31 Days of Hallowe’en, Day 24: The Greasy Strangler (2016)

What can one say about The Greasy Strangler? Jesus fuck.

the greasy strangler

Imagine if Wes Anderson decided to have a go at making a gross-out movie. Deliberately-framed, static master shots, everyone in vintage pastels and talking out their lines at each other, a pervasive font type throughout. But then add references and jokes to poop, farts, semen, lard, and genitals. And, speaking of genitals, if you don’t think you can stand the sight of elephantiasis-ed old-man penis, go watch The Conjuring 2 or something, because this ‘little mouse’s head’ is its own character in this beautifully disgusting, surrealist shitpost of a film.

the greasy strangler

From its repugnantly stylised beginning, it becomes clear that we’re not to know what to expect from Brit director Jim Hosking‘s film debut. Nobody in this film is recognisable or experienced – our two main characters, a father and son played respectively by two people with the actual names Michael St. Michaels and Sky Elobar – have just a string of background parts between them. If those roles had been filled by the likes of Robert DeNiro and Aaron Eckhart, would I have seen the things on screen that I can’t erase from my mind? Fucking hell no. About as unlikely as anyone wanting to eat butter after this kind of viewing experience.

the greasy strangler

And it’s character-based – a series of vignettes with no signposted direction that leave you unsure just exactly what the fuck is going to happen next. All bets are already off. The father, Big Ronnie, and his son Big Brayden (fucking hell if I know) are already at odds; Ronnie is borderline emotionally abusive (that border gets gradually erased with the film’s running time), and constantly berates Brayden for his incompetence in greasing their food.

Along comes Janet (Elizabeth DeRazzo, one of two players to have a Wikipedia entry), a customer of Ronnie’s fraudulent, lie-peddling ‘history of disco’ walking tour company. Her fledgling relationship with Brayden starts to bring the latter of his shell, but Brayden finds his newfound idyll and confidence threatened when his father starts to move in. Also, Ronnie periodically slathers himself in what must be the galaxy’s thickest grease, then prowls the city for deserving necks to strangle to Troma-like effect. You’ll never look at ping-pong balls the same way. Or car washes.

your face after watching this film.

your face after watching this film.

You’re not here to give much of a shit about any of the characters, save for the perpetually subjugated, beaten-down Brayden.

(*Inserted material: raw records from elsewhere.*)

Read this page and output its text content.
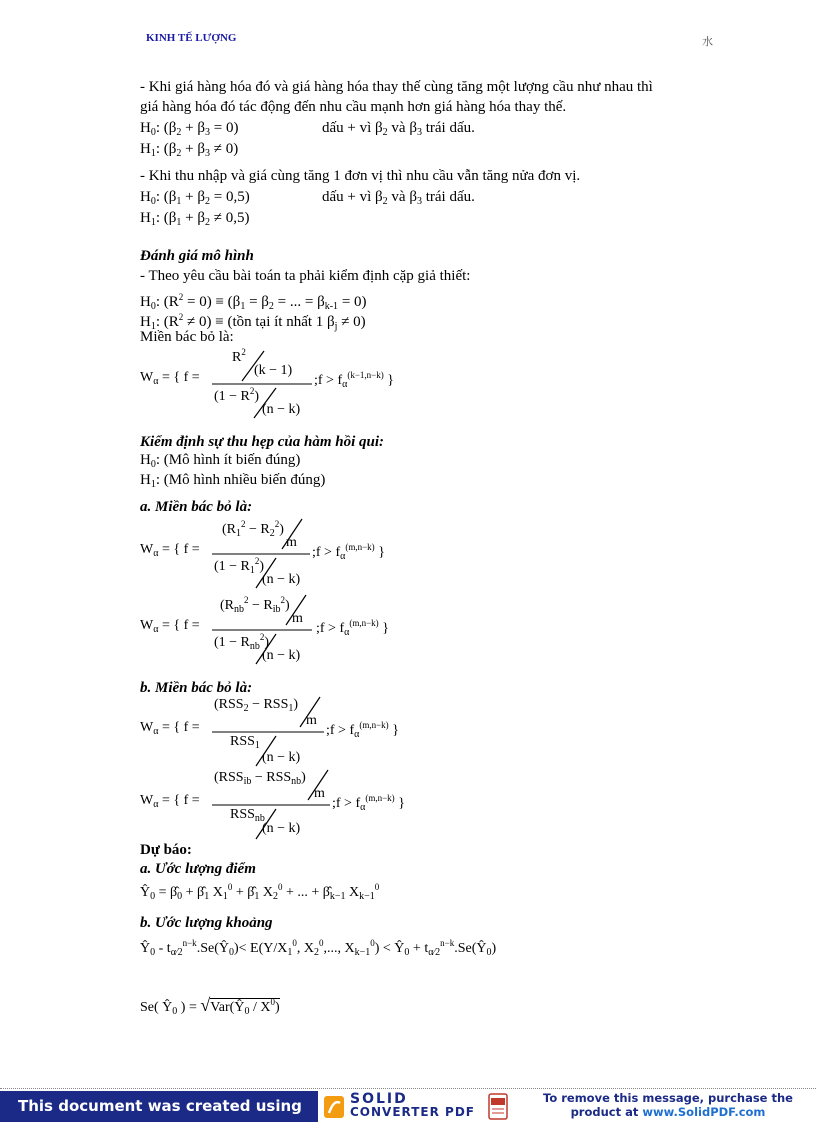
KINH TẾ LƯỢNG	水
- Khi giá hàng hóa đó và giá hàng hóa thay thế cùng tăng một lượng cầu như nhau thì
giá hàng hóa đó tác động đến nhu cầu mạnh hơn giá hàng hóa thay thế.
$H_0$: $(\beta_2 + \beta_3 = 0)$	dấu + vì $\beta_2$ và $\beta_3$ trái dấu.
$H_1$: $(\beta_2 + \beta_3 \ne 0)$
- Khi thu nhập và giá cùng tăng 1 đơn vị thì nhu cầu vẫn tăng nửa đơn vị.
$H_0$: $(\beta_1 + \beta_2 = 0,5)$	dấu + vì $\beta_2$ và $\beta_3$ trái dấu.
$H_1$: $(\beta_1 + \beta_2 \ne 0,5)$
Đánh giá mô hình
- Theo yêu cầu bài toán ta phải kiểm định cặp giả thiết:
$H_0$: $(R^2 = 0) \equiv (\beta_1 = \beta_2$ = ... = $\beta_{k-1} = 0$)
$H_1$: $(R^2 \ne 0)$ ≡ (tồn tại ít nhất 1 $\beta_j \ne 0$)
Miền bác bỏ là:
$W_\alpha$ = { f =
$R^2$
(k − 1)
$(1 - R^2)$
(n − k)
;f > $f_\alpha^{(k-1,n-k)}$ }
Kiểm định sự thu hẹp của hàm hồi qui:
$H_0$: (Mô hình ít biến đúng)
$H_1$: (Mô hình nhiều biến đúng)
a. Miền bác bỏ là:
$W_\alpha$ = { f =
$(R_1^2 - R_2^2)$
m
$(1 - R_1^2)$
(n − k)
;f > $f_\alpha^{(m,n-k)}$ }
$W_\alpha$ = { f =
$(R_{nb}^2 - R_{ib}^2)$
m
$(1 - R_{nb}^2)$
(n − k)
;f > $f_\alpha^{(m,n-k)}$ }
b. Miền bác bỏ là:
$W_\alpha$ = { f =
$(RSS_2 - RSS_1)$
m
$RSS_1$
(n − k)
;f > $f_\alpha^{(m,n-k)}$ }
$W_\alpha$ = { f =
$(RSS_{ib} - RSS_{nb})$
m
$RSS_{nb}$
(n − k)
;f > $f_\alpha^{(m,n-k)}$ }
Dự báo:
a. Ước lượng điểm
$Ŷ_0$ = $\betâ_0$ + $\betâ_1$ $X_1^0$ + $\betâ_1$ $X_2^0$ + ... + $\betâ_{k-1}$ $X_{k-1}^0$
b. Ước lượng khoảng
$Ŷ_0$ - $t_{\alpha⁄2}^{n-k}.Se(Ŷ_0)< E(Y/X_1^0$, $X_2^0$,..., $X_{k-1}^0$) < $Ŷ_0$ + $t_{\alpha⁄2}^{n-k}.Se(Ŷ_0)$
Se( $Ŷ_0$ ) = $√Var(Ŷ_0 / X^0)$
This document was created using	SOLID
CONVERTER PDF
To remove this message, purchase the
product at www.SolidPDF.com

Dressed in matching neon towelling tracksuits and sporting twinned bald-patched almost-mullets, the Gross-out Grey Gardens pair spend the better part of 90 minutes shouting ‘bullshit artist’ at each other, misadventuring sexually, and refusing to do any dishes or laundry, which why the hell not, because everything is challenged to have more grease to it anyway. It’s as if everybody in the film is determined to be so morally, physically and intellectually repellent. Which is why you should watch it immediately.